Google and Facebook won’t live up to their promise of trying to benefit society until they start paying for journalism, the ACCC says.
Google and Facebook won’t live up to their promise of trying to benefit society until they start paying for journalism, the ACCC says.

Social media giants avoid paying for journalism: ACCC

Australian Competition and Consumer Commission chairman Rod Sims has challenged Google and Facebook's claims about wanting to benefit society, arguing it is being undermined by their unwillingness to pay for news.

Mr Sims made the assessment after releasing a "concepts paper" as part of the ACCC's development of a world-first mandatory bargaining code between media businesses and the web giants, which will cover paying for news.

"The intensity of this issue is growing worldwide," Mr Sims said. "I'm certainly conscious that a lot of countries are watching what's going on here.

"Now I understand that means Google and Facebook may be less willing to go along with things because of the precedent it sets. But I think they also have to realise that the world is changing … I suspect they realise something's got to happen here."

The ACCC is developing the mandatory code after six months of talks aimed at producing a voluntary code failed.

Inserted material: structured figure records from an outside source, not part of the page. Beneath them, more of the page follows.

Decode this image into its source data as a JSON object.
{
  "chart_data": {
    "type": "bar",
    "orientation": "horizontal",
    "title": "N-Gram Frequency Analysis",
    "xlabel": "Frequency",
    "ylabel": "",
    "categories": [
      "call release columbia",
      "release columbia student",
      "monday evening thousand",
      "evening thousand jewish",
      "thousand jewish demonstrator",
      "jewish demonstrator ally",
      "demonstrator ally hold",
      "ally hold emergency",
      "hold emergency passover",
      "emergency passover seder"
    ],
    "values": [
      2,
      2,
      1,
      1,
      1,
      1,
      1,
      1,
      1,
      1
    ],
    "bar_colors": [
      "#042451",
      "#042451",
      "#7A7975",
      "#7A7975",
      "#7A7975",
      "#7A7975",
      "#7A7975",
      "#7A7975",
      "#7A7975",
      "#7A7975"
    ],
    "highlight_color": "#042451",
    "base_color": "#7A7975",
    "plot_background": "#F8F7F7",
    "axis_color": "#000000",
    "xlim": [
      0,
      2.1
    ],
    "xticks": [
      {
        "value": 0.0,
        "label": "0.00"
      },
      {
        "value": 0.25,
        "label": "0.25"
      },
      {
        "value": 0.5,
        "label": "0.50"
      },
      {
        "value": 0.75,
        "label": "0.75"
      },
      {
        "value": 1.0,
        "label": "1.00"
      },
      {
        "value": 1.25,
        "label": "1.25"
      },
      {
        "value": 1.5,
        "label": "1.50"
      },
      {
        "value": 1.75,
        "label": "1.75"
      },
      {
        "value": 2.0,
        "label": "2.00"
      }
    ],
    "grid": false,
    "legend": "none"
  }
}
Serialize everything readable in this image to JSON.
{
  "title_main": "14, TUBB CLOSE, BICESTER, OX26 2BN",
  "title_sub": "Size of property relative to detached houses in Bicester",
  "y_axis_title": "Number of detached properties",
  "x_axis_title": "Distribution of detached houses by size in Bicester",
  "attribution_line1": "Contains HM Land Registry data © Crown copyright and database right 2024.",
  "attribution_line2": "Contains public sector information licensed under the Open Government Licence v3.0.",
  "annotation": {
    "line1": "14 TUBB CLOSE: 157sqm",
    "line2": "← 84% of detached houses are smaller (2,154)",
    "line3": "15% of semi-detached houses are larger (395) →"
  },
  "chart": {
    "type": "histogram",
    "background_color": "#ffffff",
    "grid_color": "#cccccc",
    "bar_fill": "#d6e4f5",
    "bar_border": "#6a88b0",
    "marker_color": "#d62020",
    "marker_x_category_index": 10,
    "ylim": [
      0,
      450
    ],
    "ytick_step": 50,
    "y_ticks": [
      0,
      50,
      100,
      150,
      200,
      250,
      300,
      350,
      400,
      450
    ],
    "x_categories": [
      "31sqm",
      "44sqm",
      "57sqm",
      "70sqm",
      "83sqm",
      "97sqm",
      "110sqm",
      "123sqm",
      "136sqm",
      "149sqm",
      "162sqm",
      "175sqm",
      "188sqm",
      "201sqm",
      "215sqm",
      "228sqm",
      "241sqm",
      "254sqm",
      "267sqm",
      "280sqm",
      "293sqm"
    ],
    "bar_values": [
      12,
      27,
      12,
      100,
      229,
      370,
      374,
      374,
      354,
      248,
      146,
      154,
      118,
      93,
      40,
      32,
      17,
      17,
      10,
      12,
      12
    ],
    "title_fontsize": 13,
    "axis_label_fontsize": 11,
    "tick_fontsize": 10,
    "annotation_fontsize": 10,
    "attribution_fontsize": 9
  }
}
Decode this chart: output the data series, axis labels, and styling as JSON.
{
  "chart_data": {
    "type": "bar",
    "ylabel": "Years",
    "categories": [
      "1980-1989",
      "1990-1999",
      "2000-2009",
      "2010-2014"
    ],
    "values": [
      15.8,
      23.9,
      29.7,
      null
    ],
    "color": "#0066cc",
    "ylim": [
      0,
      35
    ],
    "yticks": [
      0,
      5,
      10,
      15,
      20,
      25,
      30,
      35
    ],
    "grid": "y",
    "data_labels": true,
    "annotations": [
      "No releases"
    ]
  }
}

ACCC Chair Rod Sims, who says the online giants don’t value good journalism. Picture: Zak Simmonds
ACCC Chair Rod Sims, who says the online giants don’t value good journalism. Picture: Zak Simmonds

Mr Sims said Google and Facebook aimed to be "go-to destinations for all things that people want in terms of search or in terms of social media. What's it worth to them to have news as part of that of that mix?

"That I think is the question that Google and Facebook haven't been addressing. There's clearly value to it.

"If you want to be the all-singing and dancing search engine you need news so that when someone types in coronavirus you can get all the news articles on that otherwise it's a pretty limp search," Mr Sims said.

"As part of their mission in life they talk about benefiting society. Well journalism does benefit society. How important is it to them to be part of that?"

The concepts paper seeks views on what should be included in the draft bargaining code and how it should operate.

The ACCC is seeking responses by June 5 because the federal government has asked the regulator to publish a draft code by the end of July.

News Corp Australia, which owns The Daily Telegraph, said it welcomed the concept paper's "focus on the two key issues for the code, ensuring payment for news media content and addressing the imbalance in bargaining power.

"We look forward to continuing our active participation in these consultations to address this imbalance between the digital platforms and news media."